須江監督は「2カ月弱空いたが、高校生はこんな短い期間に成長するんだなと。ひと回り大きくなって帰ってきたような気がします」。別々の環境で過ごす中でも部員らはオンラインミーティングを重ね、1人1人が野球に向き合ってきた。精神面だけでなく、限られた場所、限られた時間で努力を重ね、技術面を向上させ戻ってきた部員たちが、頼もしく見えた。

系列である秀光中の監督から18年1月に就任した指揮官にとって、今の3年生は1期生にあたる。センバツ、夏と2度の甲子園中止にも前を向く教え子に「最後まで何も変わらず、甲子園があったとき以上の熱量でやってくれると信じている。彼らが新しい目標を掲げ、それがかなって『やり切った』と言えるようにサポートしたい」と力を込める。

宮城県独自の代替大会開催は、まだ検討段階にある。それでも須江監督は「3年生が多くの方々に何かを伝える大会にしたい。それが保護者なのか、一緒にやってきた仲間なのか、後輩なのか。今年の夏はメッセージ性の強い大会になる。場所が甲子園でなくても、さまざまな場所が甲子園になると思う」。大会開催を信じ、部員と切磋琢磨(せっさたくま)していく。

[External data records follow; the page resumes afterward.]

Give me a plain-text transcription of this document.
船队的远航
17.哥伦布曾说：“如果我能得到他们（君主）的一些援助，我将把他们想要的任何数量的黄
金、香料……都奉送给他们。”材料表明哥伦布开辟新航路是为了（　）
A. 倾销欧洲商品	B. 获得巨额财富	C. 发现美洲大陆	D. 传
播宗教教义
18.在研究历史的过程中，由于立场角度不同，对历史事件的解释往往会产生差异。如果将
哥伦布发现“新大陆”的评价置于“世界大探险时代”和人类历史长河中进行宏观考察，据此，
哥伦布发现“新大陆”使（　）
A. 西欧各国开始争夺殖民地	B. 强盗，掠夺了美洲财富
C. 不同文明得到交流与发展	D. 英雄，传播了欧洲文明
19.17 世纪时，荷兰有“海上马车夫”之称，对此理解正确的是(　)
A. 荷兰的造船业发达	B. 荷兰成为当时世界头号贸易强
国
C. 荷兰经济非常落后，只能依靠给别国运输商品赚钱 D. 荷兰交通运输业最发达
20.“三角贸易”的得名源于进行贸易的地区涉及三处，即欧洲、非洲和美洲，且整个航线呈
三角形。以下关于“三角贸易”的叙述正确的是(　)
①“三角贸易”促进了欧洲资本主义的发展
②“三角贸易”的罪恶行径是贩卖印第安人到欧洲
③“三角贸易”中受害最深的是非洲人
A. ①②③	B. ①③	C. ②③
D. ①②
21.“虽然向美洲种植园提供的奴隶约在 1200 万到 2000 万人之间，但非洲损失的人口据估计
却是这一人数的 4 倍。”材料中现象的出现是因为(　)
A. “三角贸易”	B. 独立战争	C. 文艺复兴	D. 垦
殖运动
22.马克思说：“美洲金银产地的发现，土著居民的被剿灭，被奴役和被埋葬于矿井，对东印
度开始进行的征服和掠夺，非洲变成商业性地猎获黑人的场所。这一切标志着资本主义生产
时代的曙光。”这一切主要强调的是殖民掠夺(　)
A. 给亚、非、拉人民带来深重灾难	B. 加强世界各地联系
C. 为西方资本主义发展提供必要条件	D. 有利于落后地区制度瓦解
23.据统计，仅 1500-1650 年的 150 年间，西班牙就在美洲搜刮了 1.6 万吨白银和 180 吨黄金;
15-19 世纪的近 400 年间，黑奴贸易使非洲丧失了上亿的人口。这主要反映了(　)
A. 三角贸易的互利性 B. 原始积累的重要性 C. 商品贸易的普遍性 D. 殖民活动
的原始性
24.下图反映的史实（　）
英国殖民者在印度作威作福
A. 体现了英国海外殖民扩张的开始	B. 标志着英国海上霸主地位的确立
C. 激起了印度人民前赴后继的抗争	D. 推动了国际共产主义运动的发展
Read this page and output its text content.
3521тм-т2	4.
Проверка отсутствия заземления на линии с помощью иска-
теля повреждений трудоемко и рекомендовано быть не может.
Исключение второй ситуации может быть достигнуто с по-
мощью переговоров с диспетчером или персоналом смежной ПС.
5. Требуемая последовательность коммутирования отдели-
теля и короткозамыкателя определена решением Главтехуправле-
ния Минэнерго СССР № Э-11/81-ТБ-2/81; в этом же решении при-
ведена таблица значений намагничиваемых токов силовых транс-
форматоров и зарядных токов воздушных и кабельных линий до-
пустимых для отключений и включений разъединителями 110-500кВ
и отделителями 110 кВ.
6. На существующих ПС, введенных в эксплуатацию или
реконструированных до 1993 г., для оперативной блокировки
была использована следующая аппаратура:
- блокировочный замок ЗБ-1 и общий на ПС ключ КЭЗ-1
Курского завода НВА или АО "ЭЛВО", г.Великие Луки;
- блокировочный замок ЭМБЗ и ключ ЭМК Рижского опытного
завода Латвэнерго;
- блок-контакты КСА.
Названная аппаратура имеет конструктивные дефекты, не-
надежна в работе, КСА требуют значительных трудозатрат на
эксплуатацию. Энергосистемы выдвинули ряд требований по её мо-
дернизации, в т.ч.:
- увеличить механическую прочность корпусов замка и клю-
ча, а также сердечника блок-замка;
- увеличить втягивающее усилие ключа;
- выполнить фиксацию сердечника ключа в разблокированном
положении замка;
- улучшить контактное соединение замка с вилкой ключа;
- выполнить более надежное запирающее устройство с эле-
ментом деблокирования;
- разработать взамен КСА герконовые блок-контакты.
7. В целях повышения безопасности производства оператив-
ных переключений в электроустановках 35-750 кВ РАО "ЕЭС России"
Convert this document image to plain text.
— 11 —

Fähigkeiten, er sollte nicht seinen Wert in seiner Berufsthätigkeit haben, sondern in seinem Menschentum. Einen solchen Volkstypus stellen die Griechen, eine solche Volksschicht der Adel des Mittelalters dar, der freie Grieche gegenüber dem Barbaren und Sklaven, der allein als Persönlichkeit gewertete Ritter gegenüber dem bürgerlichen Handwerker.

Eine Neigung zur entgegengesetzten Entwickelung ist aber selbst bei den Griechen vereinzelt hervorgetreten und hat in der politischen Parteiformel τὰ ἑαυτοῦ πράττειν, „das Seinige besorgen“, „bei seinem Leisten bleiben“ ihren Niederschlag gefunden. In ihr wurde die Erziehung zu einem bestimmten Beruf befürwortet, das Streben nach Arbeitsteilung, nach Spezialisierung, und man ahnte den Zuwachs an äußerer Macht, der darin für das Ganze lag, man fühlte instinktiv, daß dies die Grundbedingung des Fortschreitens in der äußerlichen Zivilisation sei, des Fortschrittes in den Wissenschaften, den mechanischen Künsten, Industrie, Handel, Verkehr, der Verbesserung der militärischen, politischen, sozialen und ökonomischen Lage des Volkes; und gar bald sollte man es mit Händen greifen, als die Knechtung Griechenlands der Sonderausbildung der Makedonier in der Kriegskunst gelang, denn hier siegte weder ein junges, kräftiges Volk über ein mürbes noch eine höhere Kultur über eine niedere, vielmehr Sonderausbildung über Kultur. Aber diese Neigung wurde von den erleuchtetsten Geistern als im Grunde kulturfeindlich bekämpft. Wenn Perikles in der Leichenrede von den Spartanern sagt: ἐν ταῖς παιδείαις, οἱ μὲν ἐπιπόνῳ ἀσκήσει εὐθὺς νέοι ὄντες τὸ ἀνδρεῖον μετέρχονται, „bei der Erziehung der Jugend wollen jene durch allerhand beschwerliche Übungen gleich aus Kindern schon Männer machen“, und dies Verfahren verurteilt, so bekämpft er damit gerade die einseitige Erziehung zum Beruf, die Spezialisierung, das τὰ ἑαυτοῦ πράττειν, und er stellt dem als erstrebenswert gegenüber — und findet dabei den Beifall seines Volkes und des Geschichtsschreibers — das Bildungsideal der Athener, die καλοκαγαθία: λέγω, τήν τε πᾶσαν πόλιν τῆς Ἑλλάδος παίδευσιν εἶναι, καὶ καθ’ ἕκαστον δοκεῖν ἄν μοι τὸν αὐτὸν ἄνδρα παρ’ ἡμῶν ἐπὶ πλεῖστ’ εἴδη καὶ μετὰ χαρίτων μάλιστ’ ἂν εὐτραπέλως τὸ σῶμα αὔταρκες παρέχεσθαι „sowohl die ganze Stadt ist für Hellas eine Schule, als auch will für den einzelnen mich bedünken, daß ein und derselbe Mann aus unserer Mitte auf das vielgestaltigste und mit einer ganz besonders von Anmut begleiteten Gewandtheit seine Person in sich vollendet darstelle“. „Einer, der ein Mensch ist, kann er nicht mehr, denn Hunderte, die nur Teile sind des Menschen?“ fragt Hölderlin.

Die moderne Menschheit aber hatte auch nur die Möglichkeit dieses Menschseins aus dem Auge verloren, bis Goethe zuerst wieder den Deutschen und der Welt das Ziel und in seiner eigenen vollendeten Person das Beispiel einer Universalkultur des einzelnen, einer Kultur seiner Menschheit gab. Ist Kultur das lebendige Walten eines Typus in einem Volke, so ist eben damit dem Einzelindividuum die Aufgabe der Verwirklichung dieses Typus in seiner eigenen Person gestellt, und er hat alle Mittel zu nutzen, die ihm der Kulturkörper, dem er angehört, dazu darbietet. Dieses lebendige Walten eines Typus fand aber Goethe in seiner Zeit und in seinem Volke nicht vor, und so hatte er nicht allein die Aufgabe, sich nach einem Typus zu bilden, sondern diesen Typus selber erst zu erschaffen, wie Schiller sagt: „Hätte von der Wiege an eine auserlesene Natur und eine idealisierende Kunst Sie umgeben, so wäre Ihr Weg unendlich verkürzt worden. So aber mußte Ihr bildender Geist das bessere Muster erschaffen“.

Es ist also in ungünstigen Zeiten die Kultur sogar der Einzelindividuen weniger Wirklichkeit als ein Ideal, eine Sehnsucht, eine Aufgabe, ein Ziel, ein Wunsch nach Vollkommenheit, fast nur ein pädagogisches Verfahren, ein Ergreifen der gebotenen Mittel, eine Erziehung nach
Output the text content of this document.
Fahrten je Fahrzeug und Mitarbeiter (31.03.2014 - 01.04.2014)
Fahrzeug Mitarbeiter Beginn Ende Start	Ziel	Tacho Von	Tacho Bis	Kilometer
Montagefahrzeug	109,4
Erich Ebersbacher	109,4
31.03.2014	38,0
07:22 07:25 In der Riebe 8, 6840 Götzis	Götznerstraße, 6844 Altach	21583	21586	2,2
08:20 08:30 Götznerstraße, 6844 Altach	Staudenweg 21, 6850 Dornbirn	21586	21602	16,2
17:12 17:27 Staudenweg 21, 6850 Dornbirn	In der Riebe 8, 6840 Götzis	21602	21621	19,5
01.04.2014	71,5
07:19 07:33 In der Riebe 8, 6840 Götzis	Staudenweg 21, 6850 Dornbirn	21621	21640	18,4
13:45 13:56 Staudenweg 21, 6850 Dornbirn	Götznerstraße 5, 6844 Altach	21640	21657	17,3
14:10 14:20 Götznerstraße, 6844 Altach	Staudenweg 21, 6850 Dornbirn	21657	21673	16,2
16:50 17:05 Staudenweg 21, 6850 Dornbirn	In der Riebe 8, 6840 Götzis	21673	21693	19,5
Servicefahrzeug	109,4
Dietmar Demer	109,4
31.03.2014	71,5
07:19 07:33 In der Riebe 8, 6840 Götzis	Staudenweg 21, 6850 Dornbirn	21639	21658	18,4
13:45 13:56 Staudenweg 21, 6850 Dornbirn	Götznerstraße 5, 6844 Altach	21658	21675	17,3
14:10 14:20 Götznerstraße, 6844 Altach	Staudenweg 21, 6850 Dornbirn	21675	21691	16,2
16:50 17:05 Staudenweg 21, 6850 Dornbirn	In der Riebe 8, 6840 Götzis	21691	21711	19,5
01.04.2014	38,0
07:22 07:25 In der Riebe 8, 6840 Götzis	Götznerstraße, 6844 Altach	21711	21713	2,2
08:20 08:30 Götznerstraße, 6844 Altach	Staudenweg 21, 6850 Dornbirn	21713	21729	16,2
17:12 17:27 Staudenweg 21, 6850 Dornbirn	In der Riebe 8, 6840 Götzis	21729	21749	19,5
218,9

田中主将は日本一に向けた練習継続を強調し「今は1、2年生に何を残していくかや自分たちの野球の完結、完成に向けてモチベーションを高く持ってやっていきたい」。全国制覇の夢は後輩に託すが、テーマである「面白い野球」完結へ3年生は歩みを止めない。【山田愛斗】

〇…プロ入りが目標の入江大樹内野手(3年)は「自分たちが目指しているのは質とかも合わせて日本一になる野球」と下級生に全国制覇への思いを託し、切磋琢磨(せっさたくま)する。県独自の代替大会開催は決まっていないが「打撃は引っ張りが多いので、今年は逆方向にも打てる、レベルアップしたところを見せたい」と意気込んだ。